To serious dieters, the buffet restaurant is like committing seppuku with a pair of chopsticks -- because you'll inevitably blow your diet to hell the second you walk in and see fried doughnuts, sesame chicken and honey walnut shrimp piled in never ending steam trays.
Hong Kong Gourmet Buffet in Ahwatukee is one of the local "Grand Dames" of Chinese buffets. It's a bit pricier than standard buffets, but definitely worth the few extra bucks for the addition of low-cal seafood items like crab legs, chilled shrimp and sea bass (you have to ask for it the last one, but it's always available at dinnertime).
See, my view is this: As a dieter, you should never choose to go to a Chinese buffet. BUT, at some point, your friends or co-workers will invite you along and somehow you'll have to survive without pigging out on hybridized Chino-American fried foodstuffs.
How? Sorry, guys, but this one takes a little willpower. Yes, I stood salivating over the honey walnut shrimp, intensely sniffing the flavor so I could almost taste it. And the dessert trays. Oh, God. The dessert trays. I won't reveal any more lest you hurry over to Hong Kong Gourmet Buffet and gorge yourself on chewy coconut macaroons and fluffy amaretto cream cake before finishing the rest of this blog.

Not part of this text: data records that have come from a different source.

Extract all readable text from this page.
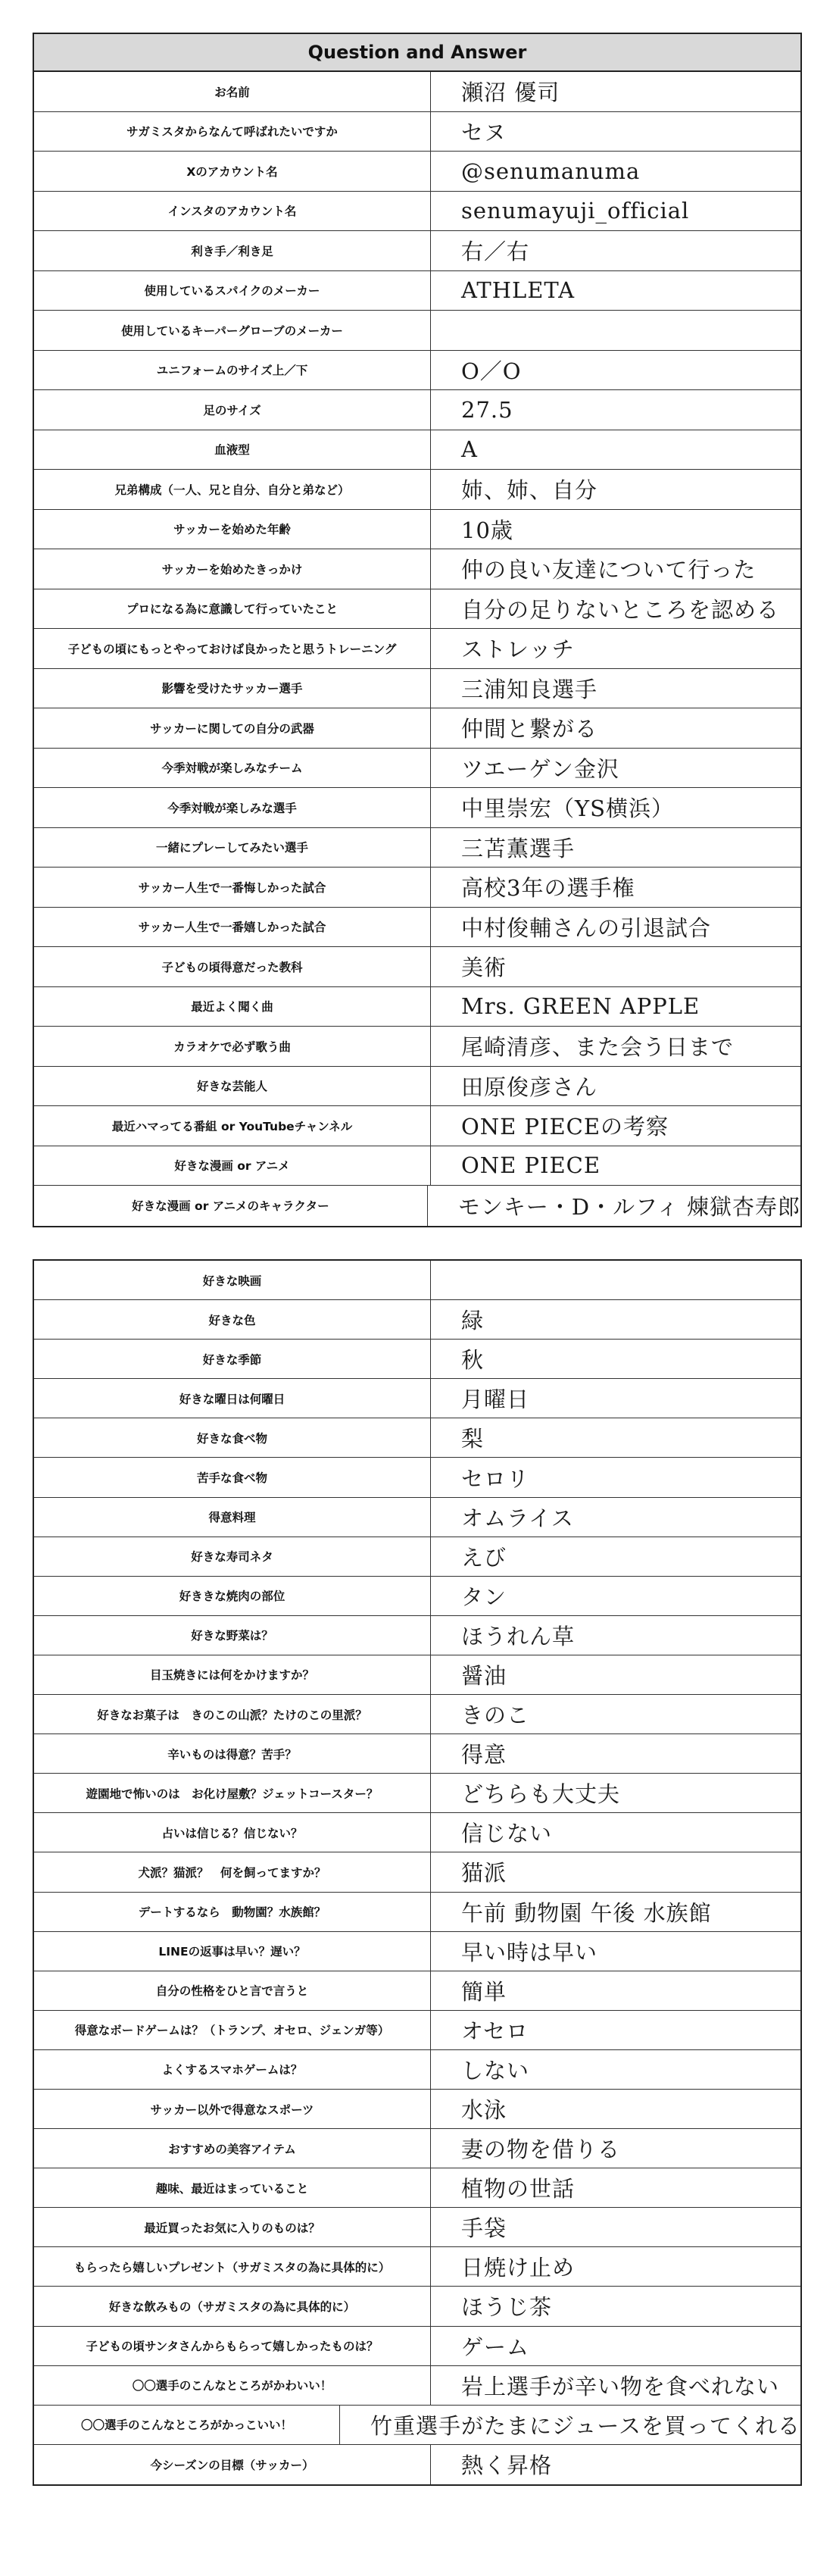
Question and Answer
お名前	瀬沼 優司
サガミスタからなんて呼ばれたいですか	セヌ
Xのアカウント名	@senumanuma
インスタのアカウント名	senumayuji_official
利き手／利き足	右／右
使用しているスパイクのメーカー	ATHLETA
使用しているキーパーグローブのメーカー
ユニフォームのサイズ上／下	O／O
足のサイズ	27.5
血液型	A
兄弟構成（一人、兄と自分、自分と弟など）	姉、姉、自分
サッカーを始めた年齢	10歳
サッカーを始めたきっかけ	仲の良い友達について行った
プロになる為に意識して行っていたこと	自分の足りないところを認める
子どもの頃にもっとやっておけば良かったと思うトレーニング	ストレッチ
影響を受けたサッカー選手	三浦知良選手
サッカーに関しての自分の武器	仲間と繋がる
今季対戦が楽しみなチーム	ツエーゲン金沢
今季対戦が楽しみな選手	中里崇宏（YS横浜）
一緒にプレーしてみたい選手	三苫薫選手
サッカー人生で一番悔しかった試合	高校3年の選手権
サッカー人生で一番嬉しかった試合	中村俊輔さんの引退試合
子どもの頃得意だった教科	美術
最近よく聞く曲	Mrs. GREEN APPLE
カラオケで必ず歌う曲	尾崎清彦、また会う日まで
好きな芸能人	田原俊彦さん
最近ハマってる番組 or YouTubeチャンネル	ONE PIECEの考察
好きな漫画 or アニメ	ONE PIECE
好きな漫画 or アニメのキャラクター	モンキー・D・ルフィ 煉獄杏寿郎
好きな映画
好きな色	緑
好きな季節	秋
好きな曜日は何曜日	月曜日
好きな食べ物	梨
苦手な食べ物	セロリ
得意料理	オムライス
好きな寿司ネタ	えび
好ききな焼肉の部位	タン
好きな野菜は？	ほうれん草
目玉焼きには何をかけますか？	醤油
好きなお菓子は　きのこの山派？たけのこの里派？	きのこ
辛いものは得意？苦手？	得意
遊園地で怖いのは　お化け屋敷？ジェットコースター？	どちらも大丈夫
占いは信じる？信じない？	信じない
犬派？猫派？　何を飼ってますか？	猫派
デートするなら　動物園？水族館？	午前 動物園 午後 水族館
LINEの返事は早い？遅い？	早い時は早い
自分の性格をひと言で言うと	簡単
得意なボードゲームは？（トランプ、オセロ、ジェンガ等）	オセロ
よくするスマホゲームは？	しない
サッカー以外で得意なスポーツ	水泳
おすすめの美容アイテム	妻の物を借りる
趣味、最近はまっていること	植物の世話
最近買ったお気に入りのものは？	手袋
もらったら嬉しいプレゼント（サガミスタの為に具体的に）	日焼け止め
好きな飲みもの（サガミスタの為に具体的に）	ほうじ茶
子どもの頃サンタさんからもらって嬉しかったものは？	ゲーム
〇〇選手のこんなところがかわいい！	岩上選手が辛い物を食べれない
〇〇選手のこんなところがかっこいい！	竹重選手がたまにジュースを買ってくれる
今シーズンの目標（サッカー）	熱く昇格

But I didn't partake. Instead I started with a small cucumber and tomato salad from the chilled salad bar. For an appetizer, I filled a small ramekin-sized bowl with chilled shrimp and snacked slowly like it was a gourmet shrimp cocktail from a four-star restaurant. For the main course, I stuck to the 2+1+1 rule -- 2 servings of veggies (green beans), 1 serving meat (chicken with broccoli, a bonus veggie) and 1 serving starch (rice with veggies). By the time I finished all of that, I was so full the creamy, fried and chocolate-dipped desserts didn't look so appetizing anymore. I finished with a small bowl of orange jell-o.
It's not easy, but I proved it can be done. No, you're not going to have the healthiest meal at a Chinese buffet, no matter how much willpower you have. But the goal is to do as well as you possibly can. Just imagine how many calories I saved versus eating the plate below...which indecently belonged to my dining companion.